PRÉTENDUE RELATION EXTRACONJUGALE

Le 25 octobre 2017, la conjointe de Stéphane Bonhomme est rencontrée pendant trois heures par des policiers de l’Unité permanente anticorruption.

Elle « estime avoir fait l’objet de pressions indues et de menaces de la part du sergent-détective David Sarrazin pour qu’elle les suive ».

« Pendant l’interrogatoire, les policiers ont dit à la conjointe [de Bonhomme] que ce dernier avait une relation extraconjugale avec une sergente-enquêteure de l’UPAC, ce qui est absolument faux et non fondé, dans le but de la déstabiliser et de s’en faire une alliée », lit-on dans la poursuite déposée par Stéphane Bonhomme cette semaine. 


MYSTÈRE DANS LE BUREAU DE ROBERT LAFRENIÈRE

Le 1er octobre 2018, jour de l’élection générale qui portera la CAQ au pouvoir, le patron de l’UPAC, Robert Lafrenière, démissionne par surprise.

Dans les jours suivants, son bureau aurait été passé au peigne fin, mais pas par n’importe qui.
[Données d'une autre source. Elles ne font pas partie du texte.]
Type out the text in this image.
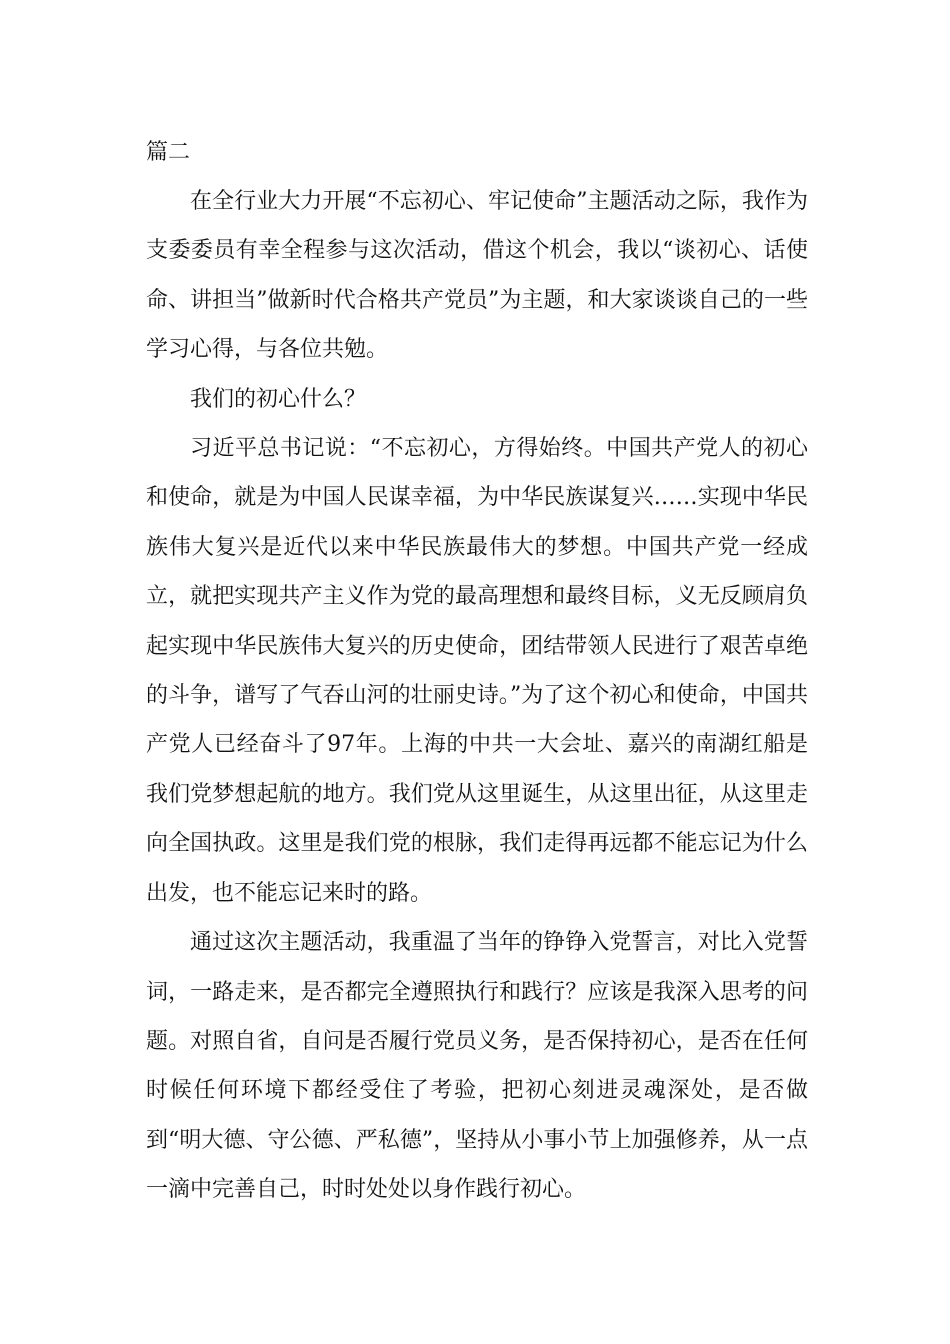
篇二

在全行业大力开展“不忘初心、牢记使命”主题活动之际，我作为支委委员有幸全程参与这次活动，借这个机会，我以“谈初心、话使命、讲担当”做新时代合格共产党员”为主题，和大家谈谈自己的一些学习心得，与各位共勉。

我们的初心什么？

习近平总书记说：“不忘初心，方得始终。中国共产党人的初心和使命，就是为中国人民谋幸福，为中华民族谋复兴……实现中华民族伟大复兴是近代以来中华民族最伟大的梦想。中国共产党一经成立，就把实现共产主义作为党的最高理想和最终目标，义无反顾肩负起实现中华民族伟大复兴的历史使命，团结带领人民进行了艰苦卓绝的斗争，谱写了气吞山河的壮丽史诗。”为了这个初心和使命，中国共产党人已经奋斗了97年。上海的中共一大会址、嘉兴的南湖红船是我们党梦想起航的地方。我们党从这里诞生，从这里出征，从这里走向全国执政。这里是我们党的根脉，我们走得再远都不能忘记为什么出发，也不能忘记来时的路。

通过这次主题活动，我重温了当年的铮铮入党誓言，对比入党誓词，一路走来，是否都完全遵照执行和践行？应该是我深入思考的问题。对照自省，自问是否履行党员义务，是否保持初心，是否在任何时候任何环境下都经受住了考验，把初心刻进灵魂深处，是否做到“明大德、守公德、严私德”，坚持从小事小节上加强修养，从一点一滴中完善自己，时时处处以身作践行初心。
« Le bureau de Robert Lafrenière sera alors assiégé pendant une semaine par deux membres de la Sûreté du Québec [...] pour fouiller le bureau du commissaire de l’UPAC à la recherche de preuves, ces deux policiers répondent à nulle autre que Mme Dominique Lafrenière, la fille du commissaire démissionnaire », lit-on dans la poursuite de Richard Despaties.